Kim Allen, the executive director of the industry group Forest NB, says those policies have created an integrated forestry sector that ensures there is enough wood to keep those mills running.
It also ensures the province gets the maximum value out of harvested wood by ensuring we’re not exporting raw logs but finished lumber, she said.
“The intention is to protect the highly integrated industry here in the province,” Allen said.
“It is the province’s largest economic driver, so changing the flow of Crown wood could potentially lower — could impact the value of the raw product that’s flowing out of the province. It would also put manufacturers at risk and threaten sustainable jobs.”
Holt’s government is being similarly cautious about seafood processing.
The province doesn’t now require seafood harvested here to be processed here, but the existing exemption allows a future government to do so.
The Liberals say they’ll eliminate that possibility — but only for provinces that reciprocate.
That is not going to happen in Newfoundland and Labrador, Premier Andrew Furey said last week as Holt stood by his side after they signed their MOU.
“The premier knows very well — she’s heard me say it today, twice — that there are no-fly zones,” he said.
Ending a minimum in-province seafood processing requirement “would be a death blow to rural Newfoundland and Labrador.

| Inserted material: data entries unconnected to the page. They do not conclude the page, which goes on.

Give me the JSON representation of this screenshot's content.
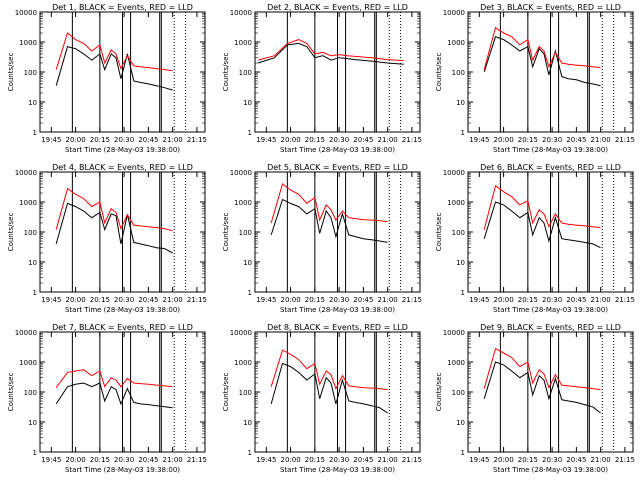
{
  "figure": {
    "shared_xlabel": "Start Time (28-May-03 19:38:00)",
    "shared_ylabel": "Counts/sec",
    "x_tick_labels": [
      "19:45",
      "20:00",
      "20:15",
      "20:30",
      "20:45",
      "21:00",
      "21:15"
    ],
    "y_tick_labels": [
      "1",
      "10",
      "100",
      "1000",
      "10000"
    ],
    "colors": {
      "events": "#000000",
      "lld": "#ff0000",
      "axes": "#000000"
    }
  },
  "chart_data": [
    {
      "type": "line",
      "title": "Det 1, BLACK = Events, RED = LLD",
      "xlabel": "Start Time (28-May-03 19:38:00)",
      "ylabel": "Counts/sec",
      "x_range": [
        "19:38",
        "21:20"
      ],
      "y_range": [
        1,
        10000
      ],
      "y_scale": "log",
      "x": [
        "19:48",
        "19:55",
        "20:00",
        "20:05",
        "20:10",
        "20:15",
        "20:18",
        "20:22",
        "20:25",
        "20:28",
        "20:32",
        "20:36",
        "20:40",
        "20:45",
        "20:50",
        "20:55",
        "21:00"
      ],
      "series": [
        {
          "name": "BLACK = Events",
          "values": [
            35,
            700,
            600,
            400,
            250,
            400,
            120,
            400,
            300,
            60,
            400,
            50,
            45,
            40,
            35,
            30,
            25
          ]
        },
        {
          "name": "RED = LLD",
          "values": [
            120,
            2000,
            1200,
            900,
            500,
            800,
            200,
            550,
            400,
            130,
            350,
            160,
            150,
            140,
            130,
            120,
            110
          ]
        }
      ],
      "vertical_lines": [
        "19:58",
        "20:15",
        "20:29",
        "20:34",
        "20:52",
        "20:53"
      ],
      "dotted_lines": [
        "21:01",
        "21:08"
      ]
    },
    {
      "type": "line",
      "title": "Det 2, BLACK = Events, RED = LLD",
      "xlabel": "Start Time (28-May-03 19:38:00)",
      "ylabel": "Counts/sec",
      "x_range": [
        "19:38",
        "21:20"
      ],
      "y_range": [
        1,
        10000
      ],
      "y_scale": "log",
      "x": [
        "19:40",
        "19:50",
        "19:58",
        "20:05",
        "20:10",
        "20:15",
        "20:20",
        "20:25",
        "20:30",
        "20:35",
        "20:40",
        "20:50",
        "21:00",
        "21:10"
      ],
      "series": [
        {
          "name": "BLACK = Events",
          "values": [
            200,
            300,
            800,
            900,
            700,
            300,
            350,
            250,
            300,
            280,
            260,
            230,
            200,
            180
          ]
        },
        {
          "name": "RED = LLD",
          "values": [
            250,
            350,
            900,
            1200,
            900,
            400,
            450,
            350,
            380,
            350,
            330,
            300,
            260,
            240
          ]
        }
      ],
      "vertical_lines": [
        "19:58",
        "20:15",
        "20:29",
        "20:34",
        "20:52",
        "20:53"
      ],
      "dotted_lines": [
        "21:01",
        "21:08"
      ]
    },
    {
      "type": "line",
      "title": "Det 3, BLACK = Events, RED = LLD",
      "xlabel": "Start Time (28-May-03 19:38:00)",
      "ylabel": "Counts/sec",
      "x_range": [
        "19:38",
        "21:20"
      ],
      "y_range": [
        1,
        10000
      ],
      "y_scale": "log",
      "x": [
        "19:48",
        "19:55",
        "20:00",
        "20:05",
        "20:10",
        "20:15",
        "20:18",
        "20:22",
        "20:25",
        "20:28",
        "20:32",
        "20:36",
        "20:40",
        "20:45",
        "20:50",
        "20:55",
        "21:00"
      ],
      "series": [
        {
          "name": "BLACK = Events",
          "values": [
            100,
            1500,
            1200,
            800,
            500,
            700,
            150,
            600,
            400,
            80,
            500,
            70,
            60,
            55,
            45,
            40,
            35
          ]
        },
        {
          "name": "RED = LLD",
          "values": [
            120,
            3000,
            2000,
            1500,
            800,
            1200,
            250,
            700,
            500,
            150,
            450,
            200,
            180,
            170,
            160,
            150,
            140
          ]
        }
      ],
      "vertical_lines": [
        "19:58",
        "20:15",
        "20:29",
        "20:34",
        "20:52",
        "20:53"
      ],
      "dotted_lines": [
        "21:01",
        "21:08"
      ]
    },
    {
      "type": "line",
      "title": "Det 4, BLACK = Events, RED = LLD",
      "xlabel": "Start Time (28-May-03 19:38:00)",
      "ylabel": "Counts/sec",
      "x_range": [
        "19:38",
        "21:20"
      ],
      "y_range": [
        1,
        10000
      ],
      "y_scale": "log",
      "x": [
        "19:48",
        "19:55",
        "20:00",
        "20:05",
        "20:10",
        "20:15",
        "20:18",
        "20:22",
        "20:25",
        "20:28",
        "20:32",
        "20:36",
        "20:40",
        "20:45",
        "20:50",
        "20:55",
        "21:00"
      ],
      "series": [
        {
          "name": "BLACK = Events",
          "values": [
            40,
            900,
            700,
            500,
            300,
            450,
            120,
            400,
            350,
            40,
            380,
            45,
            40,
            35,
            30,
            28,
            20
          ]
        },
        {
          "name": "RED = LLD",
          "values": [
            120,
            2800,
            1800,
            1300,
            700,
            1000,
            200,
            600,
            450,
            130,
            380,
            170,
            160,
            150,
            140,
            130,
            110
          ]
        }
      ],
      "vertical_lines": [
        "19:58",
        "20:15",
        "20:29",
        "20:34",
        "20:52",
        "20:53"
      ],
      "dotted_lines": [
        "21:01",
        "21:08"
      ]
    },
    {
      "type": "line",
      "title": "Det 5, BLACK = Events, RED = LLD",
      "xlabel": "Start Time (28-May-03 19:38:00)",
      "ylabel": "Counts/sec",
      "x_range": [
        "19:38",
        "21:20"
      ],
      "y_range": [
        1,
        10000
      ],
      "y_scale": "log",
      "x": [
        "19:48",
        "19:55",
        "20:00",
        "20:05",
        "20:10",
        "20:15",
        "20:18",
        "20:22",
        "20:25",
        "20:28",
        "20:32",
        "20:36",
        "20:40",
        "20:45",
        "20:50",
        "20:55",
        "21:00"
      ],
      "series": [
        {
          "name": "BLACK = Events",
          "values": [
            80,
            1200,
            900,
            700,
            400,
            600,
            90,
            500,
            300,
            70,
            400,
            80,
            70,
            60,
            55,
            50,
            45
          ]
        },
        {
          "name": "RED = LLD",
          "values": [
            200,
            4000,
            2500,
            1800,
            900,
            1400,
            250,
            800,
            550,
            250,
            500,
            300,
            280,
            260,
            250,
            240,
            220
          ]
        }
      ],
      "vertical_lines": [
        "19:58",
        "20:15",
        "20:29",
        "20:34",
        "20:52",
        "20:53"
      ],
      "dotted_lines": [
        "21:01",
        "21:08"
      ]
    },
    {
      "type": "line",
      "title": "Det 6, BLACK = Events, RED = LLD",
      "xlabel": "Start Time (28-May-03 19:38:00)",
      "ylabel": "Counts/sec",
      "x_range": [
        "19:38",
        "21:20"
      ],
      "y_range": [
        1,
        10000
      ],
      "y_scale": "log",
      "x": [
        "19:48",
        "19:55",
        "20:00",
        "20:05",
        "20:10",
        "20:15",
        "20:18",
        "20:22",
        "20:25",
        "20:28",
        "20:32",
        "20:36",
        "20:40",
        "20:45",
        "20:50",
        "20:55",
        "21:00"
      ],
      "series": [
        {
          "name": "BLACK = Events",
          "values": [
            60,
            1000,
            800,
            500,
            300,
            450,
            80,
            300,
            200,
            50,
            300,
            60,
            55,
            50,
            45,
            40,
            30
          ]
        },
        {
          "name": "RED = LLD",
          "values": [
            120,
            3500,
            2200,
            1500,
            800,
            1100,
            200,
            550,
            400,
            150,
            400,
            200,
            180,
            170,
            160,
            150,
            140
          ]
        }
      ],
      "vertical_lines": [
        "19:58",
        "20:15",
        "20:29",
        "20:34",
        "20:52",
        "20:53"
      ],
      "dotted_lines": [
        "21:01",
        "21:08"
      ]
    },
    {
      "type": "line",
      "title": "Det 7, BLACK = Events, RED = LLD",
      "xlabel": "Start Time (28-May-03 19:38:00)",
      "ylabel": "Counts/sec",
      "x_range": [
        "19:38",
        "21:20"
      ],
      "y_range": [
        1,
        10000
      ],
      "y_scale": "log",
      "x": [
        "19:48",
        "19:55",
        "20:00",
        "20:05",
        "20:10",
        "20:15",
        "20:18",
        "20:22",
        "20:25",
        "20:28",
        "20:32",
        "20:36",
        "20:40",
        "20:45",
        "20:50",
        "20:55",
        "21:00"
      ],
      "series": [
        {
          "name": "BLACK = Events",
          "values": [
            40,
            150,
            180,
            200,
            150,
            200,
            50,
            150,
            120,
            40,
            130,
            45,
            40,
            38,
            35,
            32,
            30
          ]
        },
        {
          "name": "RED = LLD",
          "values": [
            140,
            450,
            500,
            550,
            350,
            500,
            150,
            300,
            250,
            150,
            280,
            200,
            190,
            180,
            170,
            160,
            150
          ]
        }
      ],
      "vertical_lines": [
        "19:58",
        "20:15",
        "20:29",
        "20:34",
        "20:52",
        "20:53"
      ],
      "dotted_lines": [
        "21:01",
        "21:08"
      ]
    },
    {
      "type": "line",
      "title": "Det 8, BLACK = Events, RED = LLD",
      "xlabel": "Start Time (28-May-03 19:38:00)",
      "ylabel": "Counts/sec",
      "x_range": [
        "19:38",
        "21:20"
      ],
      "y_range": [
        1,
        10000
      ],
      "y_scale": "log",
      "x": [
        "19:48",
        "19:55",
        "20:00",
        "20:05",
        "20:10",
        "20:15",
        "20:18",
        "20:22",
        "20:25",
        "20:28",
        "20:32",
        "20:36",
        "20:40",
        "20:45",
        "20:50",
        "20:55",
        "21:00"
      ],
      "series": [
        {
          "name": "BLACK = Events",
          "values": [
            40,
            900,
            700,
            450,
            250,
            400,
            60,
            300,
            200,
            40,
            250,
            50,
            45,
            40,
            35,
            30,
            20
          ]
        },
        {
          "name": "RED = LLD",
          "values": [
            150,
            2500,
            1800,
            1200,
            600,
            900,
            180,
            500,
            380,
            130,
            350,
            160,
            150,
            140,
            135,
            130,
            120
          ]
        }
      ],
      "vertical_lines": [
        "19:58",
        "20:15",
        "20:29",
        "20:34",
        "20:52",
        "20:53"
      ],
      "dotted_lines": [
        "21:01",
        "21:08"
      ]
    },
    {
      "type": "line",
      "title": "Det 9, BLACK = Events, RED = LLD",
      "xlabel": "Start Time (28-May-03 19:38:00)",
      "ylabel": "Counts/sec",
      "x_range": [
        "19:38",
        "21:20"
      ],
      "y_range": [
        1,
        10000
      ],
      "y_scale": "log",
      "x": [
        "19:48",
        "19:55",
        "20:00",
        "20:05",
        "20:10",
        "20:15",
        "20:18",
        "20:22",
        "20:25",
        "20:28",
        "20:32",
        "20:36",
        "20:40",
        "20:45",
        "20:50",
        "20:55",
        "21:00"
      ],
      "series": [
        {
          "name": "BLACK = Events",
          "values": [
            60,
            1000,
            800,
            500,
            300,
            450,
            80,
            350,
            250,
            60,
            280,
            55,
            50,
            45,
            38,
            32,
            20
          ]
        },
        {
          "name": "RED = LLD",
          "values": [
            130,
            2800,
            2000,
            1400,
            700,
            1000,
            200,
            550,
            400,
            140,
            380,
            170,
            160,
            150,
            140,
            130,
            120
          ]
        }
      ],
      "vertical_lines": [
        "19:58",
        "20:15",
        "20:29",
        "20:34",
        "20:52",
        "20:53"
      ],
      "dotted_lines": [
        "21:01",
        "21:08"
      ]
    }
  ]
}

We’re not interested in that. We’re not doing that.”
Furey added: “Equally, I’m sure she would not appreciate us taking all her lumber into Corner Brook Pulp and Paper.”
At a recent news conference, Holt’s language on trade barriers for resource industries was considerably more cautious than it is on the general concept of liberalized trade.
“We want to make sure we’re very careful about New Brunswick’s resources and how they are currently protected, and what benefit there might be to gain from getting access to partners and other places and what risks there are to potentially seeing our wood go elsewhere to be processed,” she said.

Furey was more blunt at his joint appearance with Holt in St. John’s.
“It’s a very easy attitude to say, ‘Let’s get rid of every trade barrier,’ but what’s the next sentence?” he said.
Manucha, who advocated for open trade within Canada, said it makes sense for provinces to protect their home-grown industries, but it could slow the momentum for lowering barriers, or lead to inconsistency from province to province.
“Are we now stalling at a threshold question of what is or isn’t going to be lumped in?” Manucha said. “And are we going to have a medley of arrangements?
“Free trade is the classic story of NIMBYism. … As soon as we start to touch your industry, we start to get some concern.”
Holt said in St. John’s that it was still worthwhile to open up as much as possible at a time when the U.S. tariff threat has given it a political impetus.
“It might not be everything,” she acknowledged, “but it is something, and it is progress.”
It is not, however, true interprovincial free trade.